Quelquefois son bras tremblait, mais il faisait un tel froid, les calorifères du palais étaient si mal entretenus, que l’on pouvait admettre sans interprétation fâcheuse ce frisson de raffiné.

À côté de lui, assis dans la martre doublant son pardessus, le général Fayor croisait les jambes et frisait sa vieille moustache grise.

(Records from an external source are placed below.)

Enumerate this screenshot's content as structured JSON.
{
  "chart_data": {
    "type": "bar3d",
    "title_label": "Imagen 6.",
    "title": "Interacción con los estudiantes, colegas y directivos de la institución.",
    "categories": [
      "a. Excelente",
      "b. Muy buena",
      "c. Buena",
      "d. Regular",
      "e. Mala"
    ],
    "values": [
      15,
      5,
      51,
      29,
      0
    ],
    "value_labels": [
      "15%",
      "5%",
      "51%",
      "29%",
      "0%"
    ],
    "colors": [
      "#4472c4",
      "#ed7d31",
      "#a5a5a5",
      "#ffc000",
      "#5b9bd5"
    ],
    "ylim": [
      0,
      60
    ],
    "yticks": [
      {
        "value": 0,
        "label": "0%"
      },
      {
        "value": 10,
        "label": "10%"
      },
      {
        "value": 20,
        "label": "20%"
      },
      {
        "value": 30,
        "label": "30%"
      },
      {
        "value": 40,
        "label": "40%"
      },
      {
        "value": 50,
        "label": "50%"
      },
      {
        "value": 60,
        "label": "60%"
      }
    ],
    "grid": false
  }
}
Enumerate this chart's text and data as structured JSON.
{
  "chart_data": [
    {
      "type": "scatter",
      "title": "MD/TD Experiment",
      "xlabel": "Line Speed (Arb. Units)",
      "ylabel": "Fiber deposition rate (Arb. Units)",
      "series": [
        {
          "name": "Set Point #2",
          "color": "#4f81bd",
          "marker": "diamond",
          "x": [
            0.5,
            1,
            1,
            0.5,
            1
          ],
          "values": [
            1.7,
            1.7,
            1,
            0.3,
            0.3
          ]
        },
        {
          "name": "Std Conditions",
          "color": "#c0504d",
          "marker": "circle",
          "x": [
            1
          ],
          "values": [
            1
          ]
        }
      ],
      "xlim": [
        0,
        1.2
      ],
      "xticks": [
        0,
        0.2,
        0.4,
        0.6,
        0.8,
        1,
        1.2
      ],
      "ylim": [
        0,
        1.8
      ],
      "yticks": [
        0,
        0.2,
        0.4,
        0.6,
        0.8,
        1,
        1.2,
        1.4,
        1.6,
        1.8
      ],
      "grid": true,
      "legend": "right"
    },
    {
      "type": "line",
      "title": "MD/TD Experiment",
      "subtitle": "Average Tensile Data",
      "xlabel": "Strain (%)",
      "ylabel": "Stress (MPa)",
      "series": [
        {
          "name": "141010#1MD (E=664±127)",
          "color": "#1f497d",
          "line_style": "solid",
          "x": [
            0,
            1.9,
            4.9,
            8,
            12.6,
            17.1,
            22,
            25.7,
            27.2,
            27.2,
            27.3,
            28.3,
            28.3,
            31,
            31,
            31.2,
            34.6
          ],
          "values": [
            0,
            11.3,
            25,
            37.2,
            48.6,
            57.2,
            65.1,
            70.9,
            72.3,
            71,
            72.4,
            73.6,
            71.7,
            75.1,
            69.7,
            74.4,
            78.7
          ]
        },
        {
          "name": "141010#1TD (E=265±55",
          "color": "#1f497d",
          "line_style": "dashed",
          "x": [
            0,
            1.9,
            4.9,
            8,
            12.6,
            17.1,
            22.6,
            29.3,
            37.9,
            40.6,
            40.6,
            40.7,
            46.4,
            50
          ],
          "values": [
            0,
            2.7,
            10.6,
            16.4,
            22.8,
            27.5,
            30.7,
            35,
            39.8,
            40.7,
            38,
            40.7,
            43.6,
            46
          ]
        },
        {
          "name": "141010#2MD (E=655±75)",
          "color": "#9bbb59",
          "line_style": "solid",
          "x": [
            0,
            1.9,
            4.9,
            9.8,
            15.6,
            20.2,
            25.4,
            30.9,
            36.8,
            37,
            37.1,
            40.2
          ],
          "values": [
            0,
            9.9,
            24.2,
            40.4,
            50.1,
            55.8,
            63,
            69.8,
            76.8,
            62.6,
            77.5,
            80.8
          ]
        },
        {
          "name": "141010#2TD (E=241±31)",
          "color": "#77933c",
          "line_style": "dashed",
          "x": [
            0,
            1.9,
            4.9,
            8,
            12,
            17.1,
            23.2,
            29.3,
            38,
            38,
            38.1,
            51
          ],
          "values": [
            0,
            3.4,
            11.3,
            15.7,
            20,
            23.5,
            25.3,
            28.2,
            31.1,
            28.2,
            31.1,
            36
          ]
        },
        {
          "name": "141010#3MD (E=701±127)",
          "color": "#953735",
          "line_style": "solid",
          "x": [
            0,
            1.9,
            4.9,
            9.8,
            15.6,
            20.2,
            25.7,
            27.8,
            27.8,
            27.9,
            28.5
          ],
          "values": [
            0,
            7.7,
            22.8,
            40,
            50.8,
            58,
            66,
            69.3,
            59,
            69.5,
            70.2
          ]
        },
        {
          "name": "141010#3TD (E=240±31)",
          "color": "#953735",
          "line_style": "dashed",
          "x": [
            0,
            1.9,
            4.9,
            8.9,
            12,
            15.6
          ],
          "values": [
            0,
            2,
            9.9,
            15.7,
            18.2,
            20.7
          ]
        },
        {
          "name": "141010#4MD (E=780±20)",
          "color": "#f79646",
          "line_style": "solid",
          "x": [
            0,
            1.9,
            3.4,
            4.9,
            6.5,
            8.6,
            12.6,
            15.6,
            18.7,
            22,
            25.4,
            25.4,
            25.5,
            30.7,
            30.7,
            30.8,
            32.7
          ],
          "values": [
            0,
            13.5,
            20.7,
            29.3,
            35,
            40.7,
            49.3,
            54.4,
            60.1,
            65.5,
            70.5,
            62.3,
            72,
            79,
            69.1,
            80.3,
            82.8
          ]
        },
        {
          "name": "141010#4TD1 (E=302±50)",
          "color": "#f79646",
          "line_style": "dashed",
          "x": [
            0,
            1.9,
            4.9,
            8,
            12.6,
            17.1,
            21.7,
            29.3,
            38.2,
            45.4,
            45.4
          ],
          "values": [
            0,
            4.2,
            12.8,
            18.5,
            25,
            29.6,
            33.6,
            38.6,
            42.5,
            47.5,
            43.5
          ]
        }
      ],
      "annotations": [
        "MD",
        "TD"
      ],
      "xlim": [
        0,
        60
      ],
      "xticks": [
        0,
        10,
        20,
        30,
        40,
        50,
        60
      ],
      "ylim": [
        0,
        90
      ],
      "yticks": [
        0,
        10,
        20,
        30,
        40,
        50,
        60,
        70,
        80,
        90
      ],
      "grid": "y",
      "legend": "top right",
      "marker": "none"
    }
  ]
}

Le général songeait anxieusement aux singulières phases du délire de sa fille. Il toisait la cour parce que cette bande de jupes liguées contre un seul être lui faisait mépriser l’humanité. De temps en temps, ses yeux fixes avaient un voile humide, il revoyait sa pauvre fille enfermée là bas dans la chambre bleue avec un médecin arrivé le matin de Paris et deux gardiens rigides.

Folle ! folle à lier, pour un Victorien trouvé sous une pierre, lui qui avait cru qu’elle choisissait l’époux aimé en choisissant cet impassible duc ! Il jetait un hum ! un sonore dans la foule en faisant volte-face pour cacher son émotion.

Quelques officiers retraités étaient venus se grouper à gauche, veillant sur ces hum ! de mauvais augure. Cela formait son éternel état-major de réserve, prêt en cas d’attaque à secourir de sa présence sympathique son vieux général. Plus loin, c’était le maire de Gana, timide et enfoui dans un collet élevé, se demandant si vraiment on pouvait lui demander quelque chose concernant cette affaire.